Dividends are corporate profits paid out to shareholders. Although not all classes of stock or companies issue dividends, these cash flows are highly valued as they provide income in addition to any return on investment. In times when market fluctuations drag down a company's stock price, dividends may continue on, mollifying shareholders and often stabilizing share prices. Investors often try to time buying stock to take advantage of a dividend payment. To do so, you have to do your homework and track various companies' board of directors meetings.
1. Research your target stock's last four dividend issues. Look for the rule the company's board of directors uses in issuing dividends. Some issue them to all holding shares on the day of a board meeting while others give them only to shareholders who held stock as of the beginning of the quarter, or as of specific dates in a prior quarter. You need this information to determine the cut-off date for holding stock and receiving a dividend. You can get this information online from the Securities and Exchange Commission's EDGAR database for free, or through stock guide and subscription services such as Standard and Poor's, Moody's or Dun and Bradstreet.
2. Obtain your target stock's next board of directors meeting. Dividends are issued by vote of a company's board, which usually meets quarterly. Publicly traded companies often list board of directors meetings and contact information on their websites. However, you can also look up scheduled board meetings and information through public records on EDGAR. This is important for companies that issue dividends to shareholders on the day of their meetings.

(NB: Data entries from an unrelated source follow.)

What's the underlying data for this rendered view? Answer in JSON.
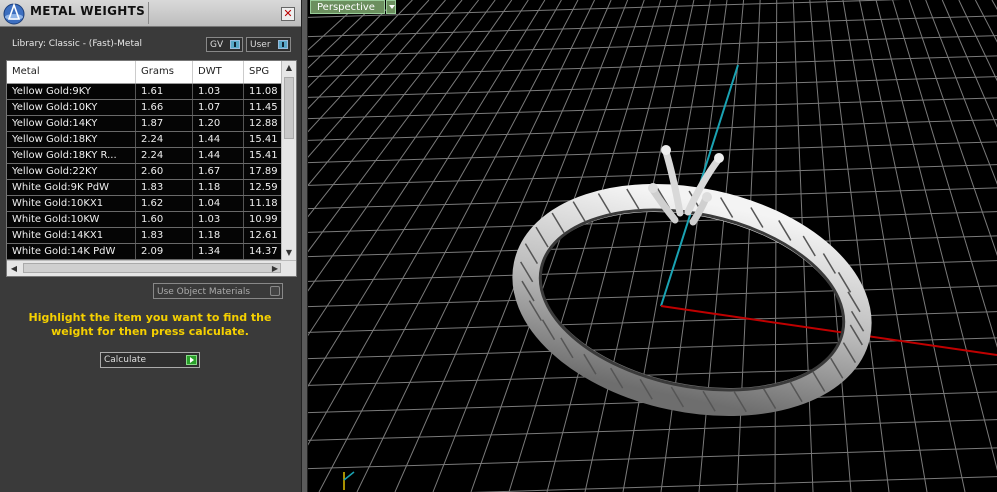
{
  "panel": {
    "title": "METAL WEIGHTS",
    "library_label": "Library: Classic - (Fast)-Metal",
    "toggle_gv": "GV",
    "toggle_user": "User",
    "columns": [
      "Metal",
      "Grams",
      "DWT",
      "SPG"
    ],
    "rows": [
      [
        "Yellow Gold:9KY",
        "1.61",
        "1.03",
        "11.08"
      ],
      [
        "Yellow Gold:10KY",
        "1.66",
        "1.07",
        "11.45"
      ],
      [
        "Yellow Gold:14KY",
        "1.87",
        "1.20",
        "12.88"
      ],
      [
        "Yellow Gold:18KY",
        "2.24",
        "1.44",
        "15.41"
      ],
      [
        "Yellow Gold:18KY R...",
        "2.24",
        "1.44",
        "15.41"
      ],
      [
        "Yellow Gold:22KY",
        "2.60",
        "1.67",
        "17.89"
      ],
      [
        "White Gold:9K PdW",
        "1.83",
        "1.18",
        "12.59"
      ],
      [
        "White Gold:10KX1",
        "1.62",
        "1.04",
        "11.18"
      ],
      [
        "White Gold:10KW",
        "1.60",
        "1.03",
        "10.99"
      ],
      [
        "White Gold:14KX1",
        "1.83",
        "1.18",
        "12.61"
      ],
      [
        "White Gold:14K PdW",
        "2.09",
        "1.34",
        "14.37"
      ]
    ],
    "use_object_materials": "Use Object Materials",
    "hint": "Highlight the item you want to find the weight for then press calculate.",
    "calculate_label": "Calculate"
  },
  "viewport": {
    "label": "Perspective",
    "axis_x_color": "#c00000",
    "axis_y_color": "#1aa3b3",
    "grid_color": "#7a7a7a"
  }
}
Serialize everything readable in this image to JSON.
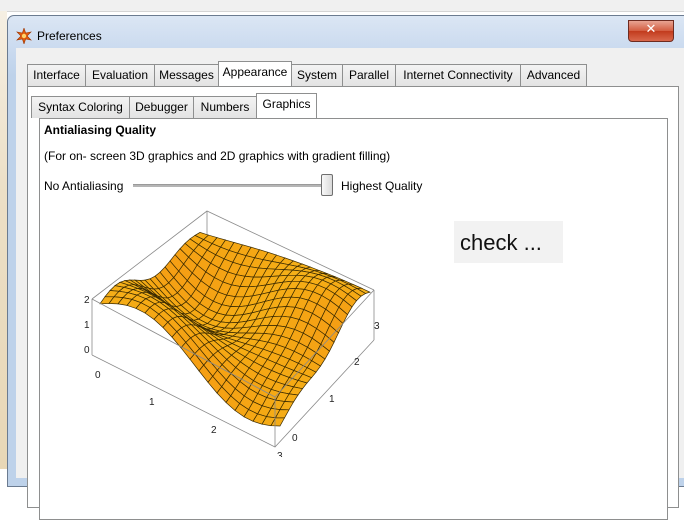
{
  "window": {
    "title": "Preferences",
    "close_glyph": "✕"
  },
  "main_tabs": [
    "Interface",
    "Evaluation",
    "Messages",
    "Appearance",
    "System",
    "Parallel",
    "Internet Connectivity",
    "Advanced"
  ],
  "main_tab_active": "Appearance",
  "sub_tabs": [
    "Syntax Coloring",
    "Debugger",
    "Numbers",
    "Graphics"
  ],
  "sub_tab_active": "Graphics",
  "antialiasing": {
    "title": "Antialiasing Quality",
    "description": "(For on- screen 3D graphics and 2D graphics with gradient filling)",
    "slider_min_label": "No Antialiasing",
    "slider_max_label": "Highest Quality",
    "slider_level": 1.0
  },
  "plot": {
    "z_ticks": [
      "2",
      "1",
      "0"
    ],
    "x_ticks": [
      "0",
      "1",
      "2",
      "3"
    ],
    "y_ticks": [
      "0",
      "1",
      "2",
      "3"
    ],
    "surface_color": "#f5a800"
  },
  "overlay": {
    "text": "check ..."
  },
  "icons": {
    "app_icon": "mathematica-star-icon",
    "close": "close-icon"
  }
}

3. Purchase stock by the expected cut-off date. Depending on the company, this may be the last day of a quarter, the day before a director's meeting, or any other common date you discovered through your research.
- You may want to consider consulting a stock broker who can quickly research the rules and requirements for any particular stock, including cut-off dates for dividends. As professionals, they are often familiar with the practices of common investments. Brokerages also have proprietary databases and software that make researching companies quick and easy.